While constructs of the mind are quick to burn,
And what was right now cinder cast as wrong,
The once eschewed, now boldly here return,
As primal hearts shed civil cloaks they’ve donned.
Thus what was progress seems decline renamed,
And love and hate, by need, stand interchanged.

© Loubert S Suddaby.
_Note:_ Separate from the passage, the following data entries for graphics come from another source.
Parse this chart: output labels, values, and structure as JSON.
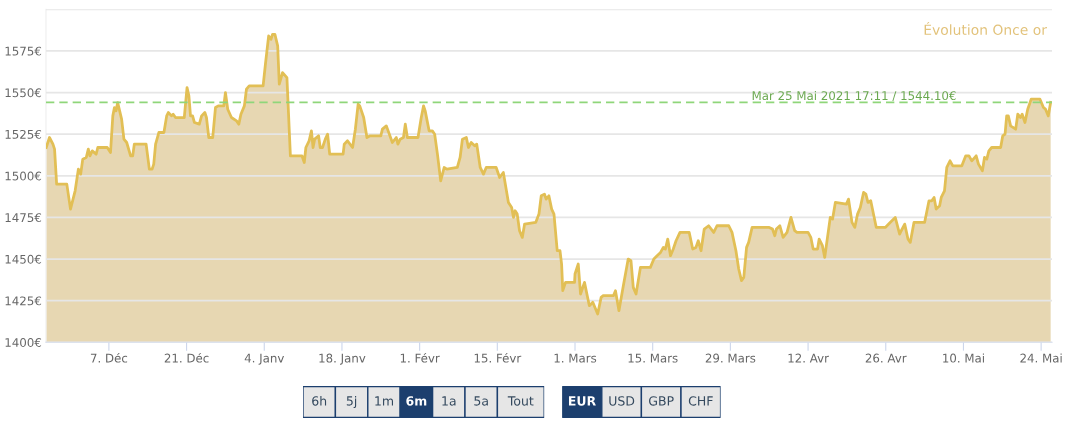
{
  "chart_data": [
    {
      "type": "area",
      "title": "Évolution Once or",
      "grid": "y",
      "legend": false,
      "xlim": [
        "2020-11-25T16:00",
        "2021-05-25T23:00"
      ],
      "ylim": [
        1400,
        1600
      ],
      "yticks": [
        {
          "value": 1400,
          "label": "1400€"
        },
        {
          "value": 1425,
          "label": "1425€"
        },
        {
          "value": 1450,
          "label": "1450€"
        },
        {
          "value": 1475,
          "label": "1475€"
        },
        {
          "value": 1500,
          "label": "1500€"
        },
        {
          "value": 1525,
          "label": "1525€"
        },
        {
          "value": 1550,
          "label": "1550€"
        },
        {
          "value": 1575,
          "label": "1575€"
        },
        {
          "value": 1600,
          "label": null
        }
      ],
      "xticks": [
        {
          "value": "2020-12-07",
          "label": "7. Déc"
        },
        {
          "value": "2020-12-21",
          "label": "21. Déc"
        },
        {
          "value": "2021-01-04",
          "label": "4. Janv"
        },
        {
          "value": "2021-01-18",
          "label": "18. Janv"
        },
        {
          "value": "2021-02-01",
          "label": "1. Févr"
        },
        {
          "value": "2021-02-15",
          "label": "15. Févr"
        },
        {
          "value": "2021-03-01",
          "label": "1. Mars"
        },
        {
          "value": "2021-03-15",
          "label": "15. Mars"
        },
        {
          "value": "2021-03-29",
          "label": "29. Mars"
        },
        {
          "value": "2021-04-12",
          "label": "12. Avr"
        },
        {
          "value": "2021-04-26",
          "label": "26. Avr"
        },
        {
          "value": "2021-05-10",
          "label": "10. Mai"
        },
        {
          "value": "2021-05-24",
          "label": "24. Mai"
        }
      ],
      "ref_lines": [
        {
          "axis": "y",
          "value": 1544.1,
          "label": "Mar 25 Mai 2021 17:11 / 1544.10€",
          "color": "#8fd67a",
          "line_style": "dashed"
        }
      ],
      "series": [
        {
          "color": "#e2bf55",
          "x": [
            "2020-11-25T17:00",
            "2020-11-26T07:00",
            "2020-11-26T22:00",
            "2020-11-27T05:00",
            "2020-11-27T14:00",
            "2020-11-29T10:00",
            "2020-11-30T02:00",
            "2020-11-30T22:00",
            "2020-12-01T12:00",
            "2020-12-01T22:00",
            "2020-12-02T07:00",
            "2020-12-02T22:00",
            "2020-12-03T07:00",
            "2020-12-03T14:00",
            "2020-12-04T00:00",
            "2020-12-04T17:00",
            "2020-12-05T00:00",
            "2020-12-06T17:00",
            "2020-12-07T07:00",
            "2020-12-07T17:00",
            "2020-12-08T00:00",
            "2020-12-08T07:00",
            "2020-12-08T14:00",
            "2020-12-09T07:00",
            "2020-12-09T17:00",
            "2020-12-10T05:00",
            "2020-12-10T22:00",
            "2020-12-11T07:00",
            "2020-12-11T14:00",
            "2020-12-12T02:00",
            "2020-12-13T17:00",
            "2020-12-14T07:00",
            "2020-12-14T19:00",
            "2020-12-15T02:00",
            "2020-12-15T10:00",
            "2020-12-16T00:00",
            "2020-12-16T22:00",
            "2020-12-17T10:00",
            "2020-12-17T17:00",
            "2020-12-18T07:00",
            "2020-12-18T14:00",
            "2020-12-19T00:00",
            "2020-12-20T14:00",
            "2020-12-21T02:00",
            "2020-12-21T10:00",
            "2020-12-21T17:00",
            "2020-12-22T02:00",
            "2020-12-22T10:00",
            "2020-12-23T07:00",
            "2020-12-23T17:00",
            "2020-12-24T07:00",
            "2020-12-24T14:00",
            "2020-12-25T00:00",
            "2020-12-25T17:00",
            "2020-12-26T05:00",
            "2020-12-26T17:00",
            "2020-12-27T17:00",
            "2020-12-28T00:00",
            "2020-12-28T10:00",
            "2020-12-29T02:00",
            "2020-12-30T00:00",
            "2020-12-30T10:00",
            "2020-12-30T19:00",
            "2020-12-31T10:00",
            "2020-12-31T19:00",
            "2021-01-01T07:00",
            "2021-01-03T19:00",
            "2021-01-04T05:00",
            "2021-01-04T19:00",
            "2021-01-05T05:00",
            "2021-01-05T12:00",
            "2021-01-05T22:00",
            "2021-01-06T10:00",
            "2021-01-06T17:00",
            "2021-01-07T07:00",
            "2021-01-08T02:00",
            "2021-01-08T17:00",
            "2021-01-10T19:00",
            "2021-01-11T05:00",
            "2021-01-11T12:00",
            "2021-01-12T02:00",
            "2021-01-12T12:00",
            "2021-01-12T19:00",
            "2021-01-13T02:00",
            "2021-01-13T19:00",
            "2021-01-14T02:00",
            "2021-01-14T12:00",
            "2021-01-15T00:00",
            "2021-01-15T10:00",
            "2021-01-15T19:00",
            "2021-01-18T05:00",
            "2021-01-18T10:00",
            "2021-01-19T00:00",
            "2021-01-19T22:00",
            "2021-01-20T10:00",
            "2021-01-20T22:00",
            "2021-01-21T05:00",
            "2021-01-21T22:00",
            "2021-01-22T12:00",
            "2021-01-23T02:00",
            "2021-01-25T00:00",
            "2021-01-25T07:00",
            "2021-01-26T00:00",
            "2021-01-27T02:00",
            "2021-01-27T19:00",
            "2021-01-28T02:00",
            "2021-01-28T12:00",
            "2021-01-29T02:00",
            "2021-01-29T10:00",
            "2021-01-29T19:00",
            "2021-01-31T17:00",
            "2021-02-01T07:00",
            "2021-02-01T17:00",
            "2021-02-02T00:00",
            "2021-02-02T17:00",
            "2021-02-03T07:00",
            "2021-02-03T17:00",
            "2021-02-04T05:00",
            "2021-02-04T19:00",
            "2021-02-05T10:00",
            "2021-02-05T22:00",
            "2021-02-07T19:00",
            "2021-02-08T07:00",
            "2021-02-08T17:00",
            "2021-02-09T10:00",
            "2021-02-09T19:00",
            "2021-02-10T07:00",
            "2021-02-10T22:00",
            "2021-02-11T07:00",
            "2021-02-11T22:00",
            "2021-02-12T12:00",
            "2021-02-13T00:00",
            "2021-02-14T19:00",
            "2021-02-15T10:00",
            "2021-02-16T02:00",
            "2021-02-17T00:00",
            "2021-02-17T14:00",
            "2021-02-17T22:00",
            "2021-02-18T05:00",
            "2021-02-18T14:00",
            "2021-02-19T00:00",
            "2021-02-19T12:00",
            "2021-02-19T22:00",
            "2021-02-21T22:00",
            "2021-02-22T12:00",
            "2021-02-22T22:00",
            "2021-02-23T12:00",
            "2021-02-23T19:00",
            "2021-02-24T07:00",
            "2021-02-24T19:00",
            "2021-02-25T05:00",
            "2021-02-25T19:00",
            "2021-02-26T07:00",
            "2021-02-26T14:00",
            "2021-02-26T19:00",
            "2021-02-27T07:00",
            "2021-02-28T22:00",
            "2021-03-01T00:00",
            "2021-03-01T14:00",
            "2021-03-02T00:00",
            "2021-03-02T17:00",
            "2021-03-03T05:00",
            "2021-03-03T14:00",
            "2021-03-04T05:00",
            "2021-03-05T02:00",
            "2021-03-05T17:00",
            "2021-03-06T02:00",
            "2021-03-07T22:00",
            "2021-03-08T07:00",
            "2021-03-08T22:00",
            "2021-03-09T17:00",
            "2021-03-10T14:00",
            "2021-03-11T02:00",
            "2021-03-11T12:00",
            "2021-03-12T00:00",
            "2021-03-12T19:00",
            "2021-03-14T14:00",
            "2021-03-15T05:00",
            "2021-03-15T19:00",
            "2021-03-16T10:00",
            "2021-03-16T22:00",
            "2021-03-17T07:00",
            "2021-03-17T17:00",
            "2021-03-18T05:00",
            "2021-03-18T17:00",
            "2021-03-19T05:00",
            "2021-03-19T22:00",
            "2021-03-21T14:00",
            "2021-03-22T05:00",
            "2021-03-22T19:00",
            "2021-03-23T05:00",
            "2021-03-23T17:00",
            "2021-03-24T07:00",
            "2021-03-25T02:00",
            "2021-03-26T00:00",
            "2021-03-26T14:00",
            "2021-03-28T17:00",
            "2021-03-29T07:00",
            "2021-03-30T00:00",
            "2021-03-30T12:00",
            "2021-03-31T00:00",
            "2021-03-31T10:00",
            "2021-03-31T22:00",
            "2021-04-01T07:00",
            "2021-04-01T22:00",
            "2021-04-05T00:00",
            "2021-04-05T14:00",
            "2021-04-06T00:00",
            "2021-04-06T07:00",
            "2021-04-06T22:00",
            "2021-04-07T12:00",
            "2021-04-08T05:00",
            "2021-04-08T22:00",
            "2021-04-09T14:00",
            "2021-04-10T00:00",
            "2021-04-12T00:00",
            "2021-04-12T12:00",
            "2021-04-12T22:00",
            "2021-04-13T17:00",
            "2021-04-14T00:00",
            "2021-04-14T14:00",
            "2021-04-15T00:00",
            "2021-04-16T00:00",
            "2021-04-16T10:00",
            "2021-04-16T22:00",
            "2021-04-18T22:00",
            "2021-04-19T07:00",
            "2021-04-19T22:00",
            "2021-04-20T10:00",
            "2021-04-20T22:00",
            "2021-04-21T10:00",
            "2021-04-22T00:00",
            "2021-04-22T10:00",
            "2021-04-22T19:00",
            "2021-04-23T07:00",
            "2021-04-23T22:00",
            "2021-04-24T07:00",
            "2021-04-25T22:00",
            "2021-04-26T19:00",
            "2021-04-27T17:00",
            "2021-04-28T12:00",
            "2021-04-28T19:00",
            "2021-04-29T10:00",
            "2021-04-30T00:00",
            "2021-04-30T10:00",
            "2021-05-01T02:00",
            "2021-05-03T00:00",
            "2021-05-03T19:00",
            "2021-05-04T07:00",
            "2021-05-04T17:00",
            "2021-05-05T02:00",
            "2021-05-05T17:00",
            "2021-05-06T00:00",
            "2021-05-06T14:00",
            "2021-05-07T00:00",
            "2021-05-07T14:00",
            "2021-05-08T02:00",
            "2021-05-09T17:00",
            "2021-05-10T10:00",
            "2021-05-11T00:00",
            "2021-05-11T12:00",
            "2021-05-12T07:00",
            "2021-05-12T17:00",
            "2021-05-13T10:00",
            "2021-05-13T19:00",
            "2021-05-14T05:00",
            "2021-05-14T14:00",
            "2021-05-15T02:00",
            "2021-05-16T17:00",
            "2021-05-17T02:00",
            "2021-05-17T12:00",
            "2021-05-17T19:00",
            "2021-05-18T02:00",
            "2021-05-18T12:00",
            "2021-05-19T10:00",
            "2021-05-19T19:00",
            "2021-05-20T07:00",
            "2021-05-20T14:00",
            "2021-05-21T02:00",
            "2021-05-21T14:00",
            "2021-05-22T05:00",
            "2021-05-23T19:00",
            "2021-05-24T10:00",
            "2021-05-24T19:00",
            "2021-05-25T07:00",
            "2021-05-25T17:11"
          ],
          "values": [
            1517,
            1523,
            1519,
            1516,
            1495,
            1495,
            1480,
            1491,
            1504,
            1501,
            1510,
            1511,
            1516,
            1512,
            1515,
            1513,
            1517,
            1517,
            1514,
            1536,
            1541,
            1539,
            1544,
            1534,
            1522,
            1520,
            1512,
            1512,
            1519,
            1519,
            1519,
            1504,
            1504,
            1507,
            1519,
            1526,
            1526,
            1536,
            1538,
            1536,
            1537,
            1535,
            1535,
            1553,
            1548,
            1536,
            1536,
            1532,
            1531,
            1536,
            1538,
            1535,
            1523,
            1523,
            1541,
            1542,
            1542,
            1550,
            1540,
            1535,
            1533,
            1531,
            1537,
            1542,
            1552,
            1554,
            1554,
            1567,
            1584,
            1582,
            1585,
            1585,
            1578,
            1555,
            1562,
            1559,
            1512,
            1512,
            1508,
            1517,
            1521,
            1527,
            1517,
            1522,
            1524,
            1517,
            1517,
            1522,
            1525,
            1513,
            1513,
            1519,
            1521,
            1517,
            1528,
            1543,
            1542,
            1535,
            1523,
            1524,
            1524,
            1528,
            1530,
            1520,
            1523,
            1519,
            1522,
            1523,
            1531,
            1523,
            1523,
            1535,
            1542,
            1539,
            1527,
            1527,
            1525,
            1513,
            1497,
            1505,
            1504,
            1505,
            1511,
            1522,
            1523,
            1517,
            1520,
            1518,
            1519,
            1505,
            1501,
            1505,
            1505,
            1499,
            1502,
            1484,
            1481,
            1475,
            1479,
            1477,
            1467,
            1463,
            1471,
            1472,
            1477,
            1488,
            1489,
            1486,
            1488,
            1480,
            1477,
            1455,
            1455,
            1447,
            1431,
            1436,
            1436,
            1441,
            1447,
            1429,
            1436,
            1428,
            1422,
            1424,
            1417,
            1427,
            1428,
            1428,
            1431,
            1419,
            1434,
            1450,
            1449,
            1433,
            1429,
            1445,
            1445,
            1450,
            1452,
            1454,
            1457,
            1456,
            1462,
            1452,
            1456,
            1461,
            1466,
            1466,
            1456,
            1457,
            1461,
            1455,
            1468,
            1470,
            1466,
            1470,
            1470,
            1466,
            1455,
            1444,
            1437,
            1439,
            1457,
            1460,
            1469,
            1469,
            1468,
            1464,
            1468,
            1470,
            1463,
            1466,
            1475,
            1467,
            1466,
            1466,
            1463,
            1456,
            1456,
            1462,
            1458,
            1451,
            1475,
            1474,
            1484,
            1483,
            1486,
            1472,
            1469,
            1477,
            1481,
            1490,
            1489,
            1484,
            1485,
            1475,
            1469,
            1469,
            1472,
            1475,
            1465,
            1467,
            1471,
            1462,
            1460,
            1472,
            1472,
            1485,
            1485,
            1487,
            1480,
            1482,
            1487,
            1491,
            1505,
            1509,
            1506,
            1506,
            1512,
            1512,
            1509,
            1512,
            1507,
            1503,
            1511,
            1510,
            1515,
            1517,
            1517,
            1524,
            1525,
            1536,
            1536,
            1530,
            1528,
            1537,
            1535,
            1537,
            1532,
            1540,
            1546,
            1546,
            1541,
            1540,
            1536,
            1544.1
          ]
        }
      ]
    },
    {
      "type": "other",
      "categories": [
        "6h",
        "5j",
        "1m",
        "6m",
        "1a",
        "5a",
        "Tout"
      ],
      "colors": [
        "#e6e6e6",
        "#e6e6e6",
        "#e6e6e6",
        "#1c3f6e",
        "#e6e6e6",
        "#e6e6e6",
        "#e6e6e6"
      ]
    },
    {
      "type": "other",
      "categories": [
        "EUR",
        "USD",
        "GBP",
        "CHF"
      ],
      "colors": [
        "#1c3f6e",
        "#e6e6e6",
        "#e6e6e6",
        "#e6e6e6"
      ]
    }
  ]
}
All Rights Reserved.

Sonnet 462

Though flame may yet destroy these lines I write—
Please read them that you know my love is true ;
Then torch them if you still mistrust me quite
And I, with honor, still shall bid adieu.
I have not once betrayed you—this I swear:
You are misled; those words you hear are lies;
I kissed no lips, nor stroked another’s hair,
Nor have I lain betwixt another’s thighs.
You are my life; as ever, this and more
And I would die with sureness for your cause;
I live in hope—eternity we share,
To join as one beneath the eyes of God.
If this you read and still my love you spurn;
Know it is truth, not paper, that you burn.

© Loubert S Suddaby. All Rights Reserved.

Sonnet 461

I rose from dust and to that dust return,
A child of the universe — no more;
Yet of that grit compounded in some urn—
There of what essence was it formed before?
Should I now care from whence my atoms sprang
Or in whose own heart they once did beat and flow—
That they once spawned a thought in tyrant’s brains
Or spent long eons locked in ice and snow?
If they were cast from bits of fallen stars,
Then there some piece of Heaven I might claim—
That purposed plan, not arcane force afar
Had hand in molding clay that bears my name.
From dust, from ash, from earth, it matters not;
Wherefrom, whereto, whereof, or what’s my lot.

© Loubert S Suddaby. All Rights Reserved.

Sonnet 460

Then came soft showers to cleanse the dead terrain—
Parched earth laid bare, bereft of summer’s green;
Gaunt wasted corpses still the field did stain,
A jumbled wreckage strewn across the scene.
A dossal curtain like a hopeful shroud
Hung poised to soon reveal a risen land;
And holy waters, scattered on the crowd,
Called each lost soul to rise and make a stand.
There to behold a living world reborn,
Sweet life upraised from every hidden lair
Restored by sainted drops so lightly worn
Upon that sullen earth, tear-soaked in prayer.
There from dark loam behold a lily white—
God’s promise pure of love’s unending light.